Vị Thủy commune has the following geographical location:

- To the east, it borders Long Bình ward.
- To the south, it borders Vĩnh Thuận Đông commune.
- To the west, it borders Vị Tân ward.
- To the north, it borders Vĩnh Tường commune and Vị Thanh 1 commune.

==History==
Prior to 2025, Vị Thủy commune was formerly Nàng Mau commune-level town and Vị Thắng and Vị Trung communes in Vị Thủy district of Hậu Giang province.

On June 12, 2025, the National Assembly of Vietnam issued Resolution No. 202/2025/QH15 on the reorganization of provincial-level administrative units.
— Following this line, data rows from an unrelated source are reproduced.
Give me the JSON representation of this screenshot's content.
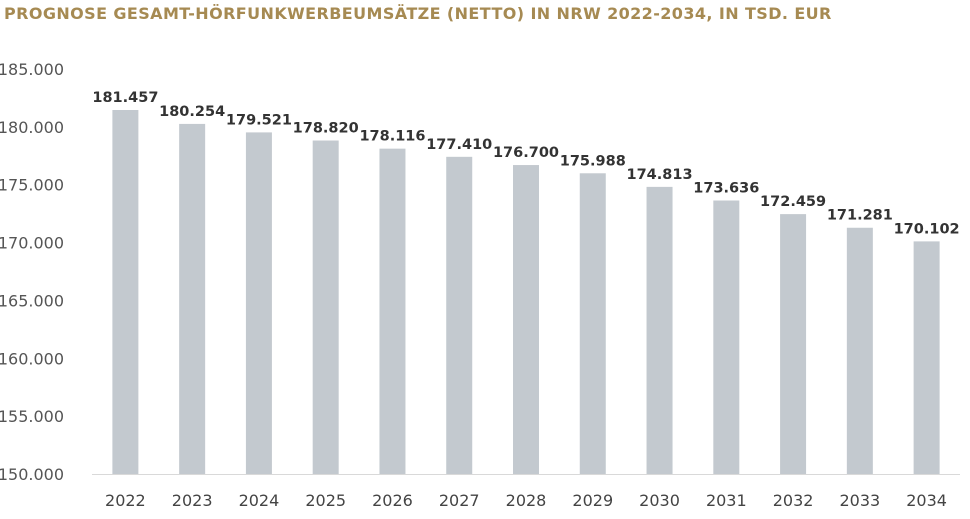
{
  "chart_data": {
    "type": "bar",
    "title": "PROGNOSE GESAMT-HÖRFUNKWERBEUMSÄTZE (NETTO) IN NRW 2022-2034, IN TSD. EUR",
    "xlabel": "",
    "ylabel": "",
    "categories": [
      "2022",
      "2023",
      "2024",
      "2025",
      "2026",
      "2027",
      "2028",
      "2029",
      "2030",
      "2031",
      "2032",
      "2033",
      "2034"
    ],
    "values": [
      181457,
      180254,
      179521,
      178820,
      178116,
      177410,
      176700,
      175988,
      174813,
      173636,
      172459,
      171281,
      170102
    ],
    "value_labels": [
      "181.457",
      "180.254",
      "179.521",
      "178.820",
      "178.116",
      "177.410",
      "176.700",
      "175.988",
      "174.813",
      "173.636",
      "172.459",
      "171.281",
      "170.102"
    ],
    "ylim": [
      150000,
      185000
    ],
    "yticks": [
      150000,
      155000,
      160000,
      165000,
      170000,
      175000,
      180000,
      185000
    ],
    "ytick_labels": [
      "150.000",
      "155.000",
      "160.000",
      "165.000",
      "170.000",
      "175.000",
      "180.000",
      "185.000"
    ],
    "grid": false,
    "legend": "none",
    "colors": {
      "bar": "#c3c9cf",
      "title": "#a68a52"
    }
  }
}
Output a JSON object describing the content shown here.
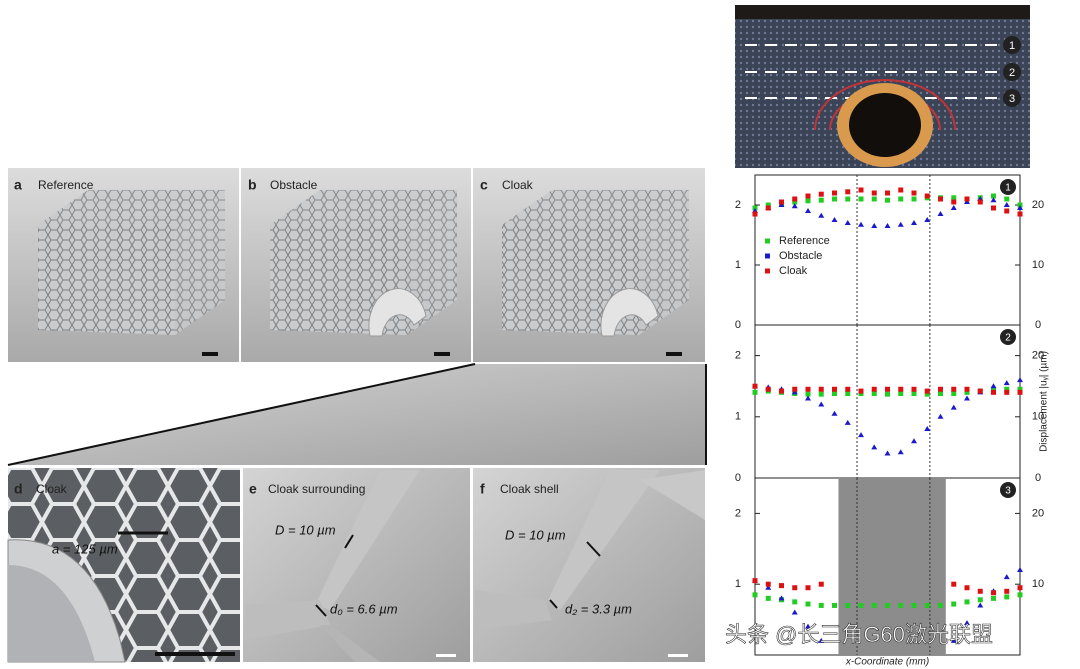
{
  "figure": {
    "panels": [
      {
        "letter": "a",
        "label": "Reference"
      },
      {
        "letter": "b",
        "label": "Obstacle"
      },
      {
        "letter": "c",
        "label": "Cloak"
      },
      {
        "letter": "d",
        "label": "Cloak"
      },
      {
        "letter": "e",
        "label": "Cloak surrounding"
      },
      {
        "letter": "f",
        "label": "Cloak shell"
      }
    ],
    "annotations": [
      "a = 125 µm",
      "D = 10 µm",
      "d₀ = 6.6 µm",
      "D = 10 µm",
      "d₂ = 3.3 µm"
    ],
    "photo_lines": [
      "1",
      "2",
      "3"
    ],
    "watermark": "头条 @长三角G60激光联盟"
  },
  "chart_data": [
    {
      "type": "line",
      "panel_label": "1",
      "xlim": [
        0,
        20
      ],
      "x": [
        0,
        1,
        2,
        3,
        4,
        5,
        6,
        7,
        8,
        9,
        10,
        11,
        12,
        13,
        14,
        15,
        16,
        17,
        18,
        19,
        20
      ],
      "ylim": [
        0,
        2.5
      ],
      "yticks": [
        0,
        1,
        2
      ],
      "y2lim": [
        0,
        25
      ],
      "y2ticks": [
        0,
        10,
        20
      ],
      "vlines": [
        7.7,
        13.2
      ],
      "legend": "left",
      "series": [
        {
          "name": "Reference",
          "color": "#22cc22",
          "marker": "square",
          "values": [
            1.95,
            2.0,
            2.02,
            2.05,
            2.07,
            2.08,
            2.1,
            2.1,
            2.1,
            2.1,
            2.08,
            2.1,
            2.1,
            2.12,
            2.12,
            2.12,
            2.1,
            2.12,
            2.15,
            2.1,
            2.0
          ]
        },
        {
          "name": "Obstacle",
          "color": "#1a1acc",
          "marker": "triangle",
          "values": [
            1.9,
            1.95,
            2.0,
            1.98,
            1.9,
            1.82,
            1.75,
            1.7,
            1.67,
            1.65,
            1.65,
            1.67,
            1.7,
            1.75,
            1.85,
            1.95,
            2.05,
            2.1,
            2.08,
            2.0,
            1.95
          ]
        },
        {
          "name": "Cloak",
          "color": "#dd1111",
          "marker": "square",
          "values": [
            1.85,
            1.95,
            2.05,
            2.1,
            2.15,
            2.18,
            2.2,
            2.22,
            2.25,
            2.2,
            2.2,
            2.25,
            2.2,
            2.15,
            2.1,
            2.05,
            2.1,
            2.05,
            1.95,
            1.9,
            1.85
          ]
        }
      ]
    },
    {
      "type": "line",
      "panel_label": "2",
      "xlim": [
        0,
        20
      ],
      "x": [
        0,
        1,
        2,
        3,
        4,
        5,
        6,
        7,
        8,
        9,
        10,
        11,
        12,
        13,
        14,
        15,
        16,
        17,
        18,
        19,
        20
      ],
      "ylim": [
        0,
        2.5
      ],
      "yticks": [
        0,
        1,
        2
      ],
      "y2lim": [
        0,
        25
      ],
      "y2ticks": [
        0,
        10,
        20
      ],
      "vlines": [
        7.7,
        13.2
      ],
      "y2label": "Displacement |uᵧ| (µm)",
      "series": [
        {
          "color": "#22cc22",
          "marker": "square",
          "values": [
            1.4,
            1.42,
            1.4,
            1.38,
            1.37,
            1.37,
            1.38,
            1.38,
            1.38,
            1.38,
            1.37,
            1.38,
            1.38,
            1.37,
            1.38,
            1.38,
            1.4,
            1.42,
            1.45,
            1.45,
            1.45
          ]
        },
        {
          "color": "#1a1acc",
          "marker": "triangle",
          "values": [
            1.5,
            1.48,
            1.45,
            1.4,
            1.3,
            1.2,
            1.05,
            0.9,
            0.7,
            0.5,
            0.4,
            0.42,
            0.6,
            0.8,
            1.0,
            1.15,
            1.3,
            1.4,
            1.5,
            1.55,
            1.6
          ]
        },
        {
          "color": "#dd1111",
          "marker": "square",
          "values": [
            1.5,
            1.45,
            1.42,
            1.45,
            1.45,
            1.45,
            1.45,
            1.45,
            1.42,
            1.45,
            1.45,
            1.45,
            1.45,
            1.42,
            1.45,
            1.45,
            1.45,
            1.42,
            1.4,
            1.4,
            1.4
          ]
        }
      ]
    },
    {
      "type": "line",
      "panel_label": "3",
      "xlim": [
        0,
        20
      ],
      "x": [
        0,
        1,
        2,
        3,
        4,
        5,
        6,
        7,
        8,
        9,
        10,
        11,
        12,
        13,
        14,
        15,
        16,
        17,
        18,
        19,
        20
      ],
      "ylim": [
        0,
        2.5
      ],
      "yticks": [
        1,
        2
      ],
      "y2lim": [
        0,
        25
      ],
      "y2ticks": [
        10,
        20
      ],
      "vlines": [
        7.7,
        13.2
      ],
      "shaded": [
        6.3,
        14.4
      ],
      "xlabel": "x-Coordinate (mm)",
      "series": [
        {
          "color": "#22cc22",
          "marker": "square",
          "values": [
            0.85,
            0.8,
            0.78,
            0.75,
            0.72,
            0.7,
            0.7,
            0.7,
            0.7,
            0.7,
            0.7,
            0.7,
            0.7,
            0.7,
            0.7,
            0.72,
            0.75,
            0.78,
            0.8,
            0.82,
            0.85
          ]
        },
        {
          "color": "#1a1acc",
          "marker": "triangle",
          "values": [
            1.05,
            0.95,
            0.8,
            0.6,
            0.4,
            0.2,
            null,
            null,
            null,
            null,
            null,
            null,
            null,
            null,
            null,
            0.2,
            0.45,
            0.7,
            0.9,
            1.1,
            1.2
          ]
        },
        {
          "color": "#dd1111",
          "marker": "square",
          "values": [
            1.05,
            1.0,
            0.98,
            0.95,
            0.95,
            1.0,
            null,
            null,
            null,
            null,
            null,
            null,
            null,
            null,
            null,
            1.0,
            0.95,
            0.9,
            0.88,
            0.9,
            0.95
          ]
        }
      ]
    }
  ]
}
Accordingly:

- Cần Thơ municipality was established by merging the entire area and population of Cần Thơ municipality, Hậu Giang province, and Sóc Trăng province.

On June 16, 2025, the Standing Committee of the National Assembly of Vietnam issued Resolution No. 1668/NQ-UBTVQH15 on the reorganization of commune-level administrative units in Cần Thơ municipality. Accordingly:

- Vị Thủy commune was established by merging the entire area and population of Nàng Mau commune-level town, Vị Thắng commune, and Vị Trung commune (formerly part of Vị Thủy district).